Demonstrating that plant systems can be used as biosensors is well and good, but several issues need to be addressed before implementation of plant biosensors can occur:
1. An energy/cost efficient infrastructure for the detection of reporter genes in crop plants must be developed. One of the main problems in using fluorescent proteins as reporters for plant biosensors arises due to autofluorescent properties present in compounds throughout plants cells. Chlorophyll fluorescence has already been used in previous studies to measure temperature stress in plants, so necessary filtering mechanisms must be implemented to discern differences between reporter fluorescence and the natural autofluorescent properties in plants (Chaerle et al.). Therefore, it may be prudent to look into reporter genes other than those that code for fluorescent proteins for implementation in plant biosensors.
2. If a fluorescent or bioluminescent reporter system was to be implemented in crop plants, how exactly will stress-dependent reporter activity be detected? Satellite monitoring is a possibility, but this could potentially only be performed during the night to avoid detection complications due to sunlight (Chaerle et al).

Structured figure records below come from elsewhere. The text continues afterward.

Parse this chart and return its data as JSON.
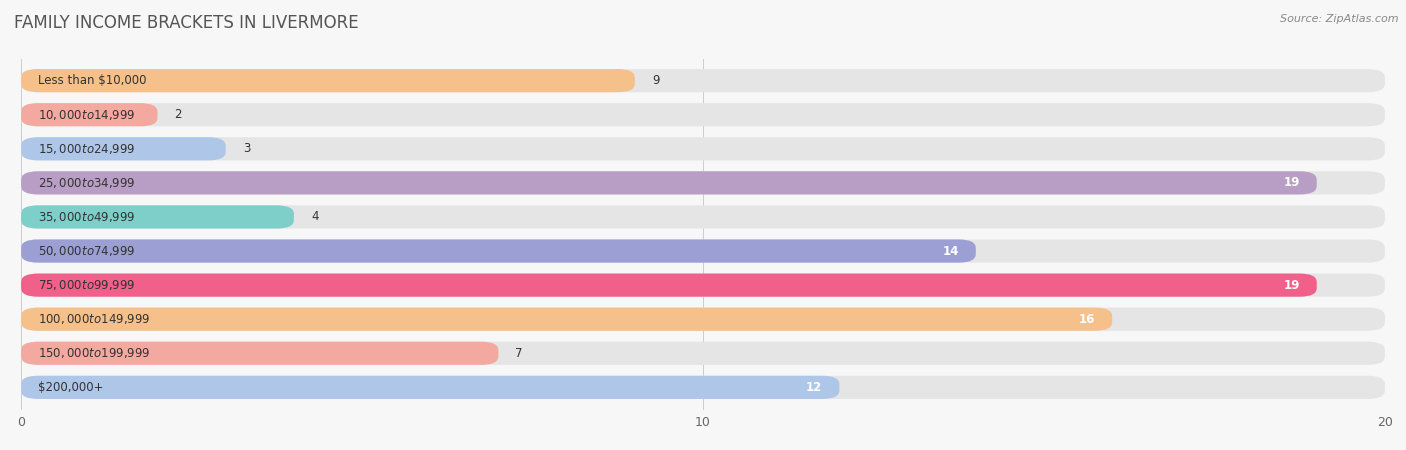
{
  "title": "Family Income Brackets in Livermore",
  "source": "Source: ZipAtlas.com",
  "categories": [
    "Less than $10,000",
    "$10,000 to $14,999",
    "$15,000 to $24,999",
    "$25,000 to $34,999",
    "$35,000 to $49,999",
    "$50,000 to $74,999",
    "$75,000 to $99,999",
    "$100,000 to $149,999",
    "$150,000 to $199,999",
    "$200,000+"
  ],
  "values": [
    9,
    2,
    3,
    19,
    4,
    14,
    19,
    16,
    7,
    12
  ],
  "bar_colors": [
    "#f5c08a",
    "#f4a9a0",
    "#aec6e8",
    "#b89ec4",
    "#7ececa",
    "#9b9fd4",
    "#f0608a",
    "#f5c08a",
    "#f4a9a0",
    "#aec6e8"
  ],
  "xlim_min": 0,
  "xlim_max": 20,
  "xticks": [
    0,
    10,
    20
  ],
  "background_color": "#f7f7f7",
  "bar_bg_color": "#e5e5e5",
  "title_fontsize": 12,
  "label_fontsize": 8.5,
  "value_fontsize": 8.5,
  "bar_height": 0.68,
  "bar_sep": 1.0
}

3. Should crop plants be engineered with built-in biosensing capabilities, or should plants other than crop plants be grown in parallel to act as biosensors? It would probably make the most sense to grow the biosensor capable crop species of interest in parallel with the crop to control for any disparities in life cycle length.
4. Once a plant biosensor system has been proven to be useful the system must be deemed as safe by regulatory bodies such as the USDA and FDA.
References
Chaerle et al. Monitoring and screening plant populations with combined thermal and chlorophyll fluorescence imaging. Journal of Exp Botany., 58: 773-784, 2010.